Dia juga angkat bicara soal polemik hubungan Komisi IX DPR RI dengan BPOM yang terkesan tak akur karena vaksin COVID-19 pengembangan eks Menteri Kesehatan Terawan Agus Putranto. Kata dia, DPR RI khususnya Komisi IX yang merupakan mitra BPOM boleh melakukan pengawasan.

"Tapi, menurut saya apa yang dilakukan DPR itu (cukup, red) mengawasi kinerja bukan mengambil alih kinerja," tegasnya.

"Kalau sampai mengambil alih kinerja, saya khawatir kegiatan lembaga, badan kalau disitu tidak bisa kemudian menggunakan pendekatan lain, misalnya ke DPR untuk diselesaikan. Kalau kayak gini berat," imbuh Daeng.

Dirinya juga khawatir BPOM rentan dimasuki kepentingan politis jika hal semacam ini terus dibiarkan. Sehingga, seluruh pekerjaan badan tersebut harusnya dijaga sesuai dengan prosedur keilmuan.

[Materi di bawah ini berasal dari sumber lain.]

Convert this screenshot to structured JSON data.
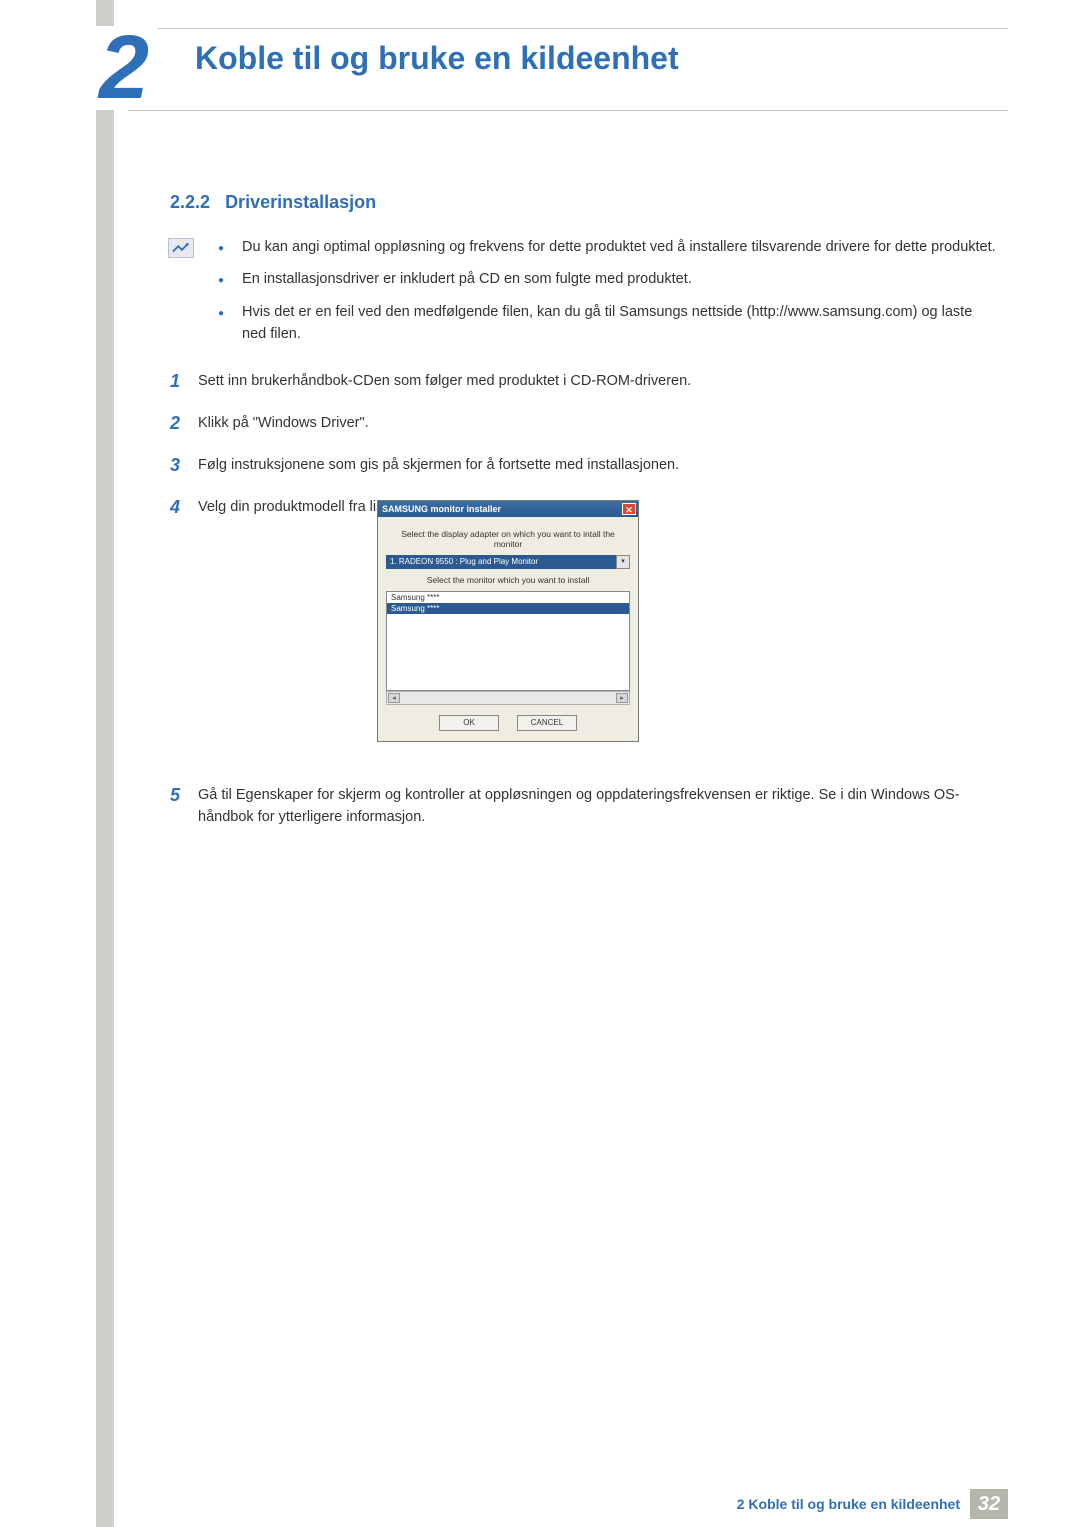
{
  "chapter": {
    "number": "2",
    "title": "Koble til og bruke en kildeenhet"
  },
  "section": {
    "number": "2.2.2",
    "title": "Driverinstallasjon"
  },
  "notes": [
    "Du kan angi optimal oppløsning og frekvens for dette produktet ved å installere tilsvarende drivere for dette produktet.",
    "En installasjonsdriver er inkludert på CD en som fulgte med produktet.",
    "Hvis det er en feil ved den medfølgende filen, kan du gå til Samsungs nettside (http://www.samsung.com) og laste ned filen."
  ],
  "steps_before": [
    {
      "num": "1",
      "text": "Sett inn brukerhåndbok-CDen som følger med produktet i CD-ROM-driveren."
    },
    {
      "num": "2",
      "text": "Klikk på \"Windows Driver\"."
    },
    {
      "num": "3",
      "text": "Følg instruksjonene som gis på skjermen for å fortsette med installasjonen."
    },
    {
      "num": "4",
      "text": "Velg din produktmodell fra listen over modeller."
    }
  ],
  "steps_after": [
    {
      "num": "5",
      "text": "Gå til Egenskaper for skjerm og kontroller at oppløsningen og oppdateringsfrekvensen er riktige. Se i din Windows OS-håndbok for ytterligere informasjon."
    }
  ],
  "installer": {
    "title": "SAMSUNG monitor installer",
    "label_adapter": "Select the display adapter on which you want to intall the monitor",
    "adapter_value": "1. RADEON 9550 : Plug and Play Monitor",
    "label_monitor": "Select the monitor which you want to install",
    "list": [
      "Samsung ****",
      "Samsung ****"
    ],
    "ok": "OK",
    "cancel": "CANCEL"
  },
  "footer": {
    "text": "2 Koble til og bruke en kildeenhet",
    "page": "32"
  }
}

"Jangan sampai prosedur ini ada intervensi. Termasuk ada dukung-dukungan tokoh. Ini kalau di dunia keilmuan enggak ada dasar ilmunya," jelas Daeng.

Apalagi, dia menganggap, keputusan apapun yang diambil oleh para anggota parlemen itu adalah keputusan politis.

"Meski ada pakarnya, tapi keputusan terakhir tetap nilainya keputusan politik," ujarnya.